Question

In: Economics

Discuss why the policy rate of TCMB (turkish central bank), which is the one-week repo rate,...

Discuss why the policy rate of TCMB (turkish central bank), which is the one-week repo rate, may be misleading to measure the true cost of funding that TCMB charges to our commercial banks.

Solutions

Expert Solution

Turkey is a country which saw wild swings in the FX rates in the last two years. Turkey inflation spiked sharply when their currency Turkish Lira slumped its value against US dollar in the middle of 2018. To control the inflation, the central bank increased the country's benchmark interest rate [one-week repo rate] steeply by around 625 basis points in September 2018. This monetary tightening policy was done to bring price stability in the turbulent economic times. Turkey corporate sector heavily depend on the external funding [foreign currency funding] as the domestic interest rates are elevated in the uncertain times. Any sharp depreciation on the Turkish Lira will have negative effect on servicing their foreign currency debts.

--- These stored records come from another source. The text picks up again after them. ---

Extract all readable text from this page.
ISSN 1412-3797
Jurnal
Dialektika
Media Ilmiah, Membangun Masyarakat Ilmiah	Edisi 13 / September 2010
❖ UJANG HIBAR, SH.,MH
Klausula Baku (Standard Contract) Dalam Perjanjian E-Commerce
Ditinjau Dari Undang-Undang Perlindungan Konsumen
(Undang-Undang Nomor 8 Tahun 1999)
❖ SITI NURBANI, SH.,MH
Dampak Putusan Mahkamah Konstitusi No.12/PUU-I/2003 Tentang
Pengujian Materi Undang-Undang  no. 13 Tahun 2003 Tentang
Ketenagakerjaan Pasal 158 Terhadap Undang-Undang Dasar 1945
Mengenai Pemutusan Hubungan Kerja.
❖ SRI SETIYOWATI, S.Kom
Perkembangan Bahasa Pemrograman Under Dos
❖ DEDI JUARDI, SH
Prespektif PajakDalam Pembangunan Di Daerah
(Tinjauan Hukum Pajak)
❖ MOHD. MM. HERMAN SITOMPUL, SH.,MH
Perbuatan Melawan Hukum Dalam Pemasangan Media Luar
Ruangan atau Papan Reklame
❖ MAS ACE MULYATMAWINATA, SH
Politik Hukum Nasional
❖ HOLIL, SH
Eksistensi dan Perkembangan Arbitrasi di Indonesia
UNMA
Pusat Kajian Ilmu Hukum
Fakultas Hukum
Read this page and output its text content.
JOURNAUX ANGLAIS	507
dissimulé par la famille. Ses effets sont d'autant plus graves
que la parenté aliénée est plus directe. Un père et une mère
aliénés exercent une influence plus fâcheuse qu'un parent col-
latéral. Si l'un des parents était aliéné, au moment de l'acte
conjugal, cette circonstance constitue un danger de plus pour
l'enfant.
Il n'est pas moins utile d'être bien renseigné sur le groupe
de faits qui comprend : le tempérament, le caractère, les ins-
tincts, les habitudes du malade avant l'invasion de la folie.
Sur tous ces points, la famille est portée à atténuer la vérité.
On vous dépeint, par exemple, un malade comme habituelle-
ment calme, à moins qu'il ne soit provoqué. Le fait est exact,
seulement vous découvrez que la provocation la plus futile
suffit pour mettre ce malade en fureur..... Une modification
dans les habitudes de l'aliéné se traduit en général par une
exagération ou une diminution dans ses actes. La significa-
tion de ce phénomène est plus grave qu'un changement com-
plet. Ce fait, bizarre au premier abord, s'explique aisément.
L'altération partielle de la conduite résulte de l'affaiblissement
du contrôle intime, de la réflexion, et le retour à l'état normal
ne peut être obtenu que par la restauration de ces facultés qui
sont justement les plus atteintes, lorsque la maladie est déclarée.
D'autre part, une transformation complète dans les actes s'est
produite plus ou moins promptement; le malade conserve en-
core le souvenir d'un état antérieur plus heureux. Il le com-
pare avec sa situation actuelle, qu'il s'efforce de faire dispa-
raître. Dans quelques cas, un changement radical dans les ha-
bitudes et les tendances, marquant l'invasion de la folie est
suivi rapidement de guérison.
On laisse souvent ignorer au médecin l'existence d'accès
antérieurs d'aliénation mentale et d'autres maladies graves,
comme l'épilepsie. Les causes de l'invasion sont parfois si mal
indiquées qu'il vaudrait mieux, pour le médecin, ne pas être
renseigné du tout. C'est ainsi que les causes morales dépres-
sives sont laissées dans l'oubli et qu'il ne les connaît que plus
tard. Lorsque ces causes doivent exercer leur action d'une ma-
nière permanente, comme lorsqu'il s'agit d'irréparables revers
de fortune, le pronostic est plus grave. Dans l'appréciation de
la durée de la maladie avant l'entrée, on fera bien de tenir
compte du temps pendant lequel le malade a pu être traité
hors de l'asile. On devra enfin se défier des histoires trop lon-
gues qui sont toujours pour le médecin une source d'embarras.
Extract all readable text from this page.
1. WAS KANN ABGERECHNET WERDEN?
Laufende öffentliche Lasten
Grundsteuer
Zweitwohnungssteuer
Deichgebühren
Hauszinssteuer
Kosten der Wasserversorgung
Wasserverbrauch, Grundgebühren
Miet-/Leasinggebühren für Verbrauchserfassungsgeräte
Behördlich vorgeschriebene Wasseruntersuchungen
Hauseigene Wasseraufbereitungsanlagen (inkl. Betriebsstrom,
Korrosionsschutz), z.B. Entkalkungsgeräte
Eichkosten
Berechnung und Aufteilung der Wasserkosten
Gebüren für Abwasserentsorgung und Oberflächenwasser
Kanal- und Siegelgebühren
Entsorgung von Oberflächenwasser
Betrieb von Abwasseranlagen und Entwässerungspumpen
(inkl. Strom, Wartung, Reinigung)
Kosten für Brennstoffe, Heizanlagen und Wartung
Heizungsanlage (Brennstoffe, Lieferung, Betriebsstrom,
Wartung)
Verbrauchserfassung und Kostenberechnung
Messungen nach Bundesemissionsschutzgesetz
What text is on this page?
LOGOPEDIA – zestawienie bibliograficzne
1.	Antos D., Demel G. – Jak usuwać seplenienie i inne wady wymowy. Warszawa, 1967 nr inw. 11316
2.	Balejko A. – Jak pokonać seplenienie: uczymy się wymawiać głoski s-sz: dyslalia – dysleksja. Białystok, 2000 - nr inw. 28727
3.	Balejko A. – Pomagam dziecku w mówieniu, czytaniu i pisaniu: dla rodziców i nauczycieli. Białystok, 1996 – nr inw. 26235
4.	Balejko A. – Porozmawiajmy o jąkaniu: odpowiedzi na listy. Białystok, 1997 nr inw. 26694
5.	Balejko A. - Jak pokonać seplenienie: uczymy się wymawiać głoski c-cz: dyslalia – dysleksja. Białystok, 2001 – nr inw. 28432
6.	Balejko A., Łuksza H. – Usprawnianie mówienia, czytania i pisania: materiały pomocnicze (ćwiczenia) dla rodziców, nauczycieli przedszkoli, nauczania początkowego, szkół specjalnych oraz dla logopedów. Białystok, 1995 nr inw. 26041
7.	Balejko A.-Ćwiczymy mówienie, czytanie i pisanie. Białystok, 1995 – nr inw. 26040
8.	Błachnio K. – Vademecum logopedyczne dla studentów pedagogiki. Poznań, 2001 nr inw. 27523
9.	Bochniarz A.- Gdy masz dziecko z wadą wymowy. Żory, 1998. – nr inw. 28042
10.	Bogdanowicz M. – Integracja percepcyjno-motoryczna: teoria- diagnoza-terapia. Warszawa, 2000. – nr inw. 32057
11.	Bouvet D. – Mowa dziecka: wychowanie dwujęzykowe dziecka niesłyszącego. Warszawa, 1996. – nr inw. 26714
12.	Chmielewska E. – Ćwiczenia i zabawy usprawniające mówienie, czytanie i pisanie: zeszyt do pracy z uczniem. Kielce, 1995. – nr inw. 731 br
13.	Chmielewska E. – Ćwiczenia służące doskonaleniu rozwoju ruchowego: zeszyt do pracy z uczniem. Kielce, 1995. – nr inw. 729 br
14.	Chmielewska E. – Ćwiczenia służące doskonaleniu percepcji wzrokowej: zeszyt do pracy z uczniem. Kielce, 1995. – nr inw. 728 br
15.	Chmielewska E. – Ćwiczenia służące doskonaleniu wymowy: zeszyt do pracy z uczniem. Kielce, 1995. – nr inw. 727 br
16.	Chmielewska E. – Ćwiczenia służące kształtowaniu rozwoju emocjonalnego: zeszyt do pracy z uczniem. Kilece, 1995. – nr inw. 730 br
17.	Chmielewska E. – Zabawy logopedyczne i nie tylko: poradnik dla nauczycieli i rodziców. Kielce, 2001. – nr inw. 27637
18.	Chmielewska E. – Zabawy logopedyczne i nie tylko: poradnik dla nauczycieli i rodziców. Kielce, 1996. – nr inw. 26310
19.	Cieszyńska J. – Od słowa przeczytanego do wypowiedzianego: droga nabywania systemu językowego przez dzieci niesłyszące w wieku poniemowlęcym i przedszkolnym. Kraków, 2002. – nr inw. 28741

When the volatility was brought under control in the subsequent period in the 2019 first half, the rates were once again cut to reflect the real conditions in the inflation in country. Hence the interest rate was used as a tool to control the currency fluctuations in Lira and the forecast inflation conditions than the real inflation in Turkey. Hence the true cost of funding will not be reflected in the benchmark one-week repo rate.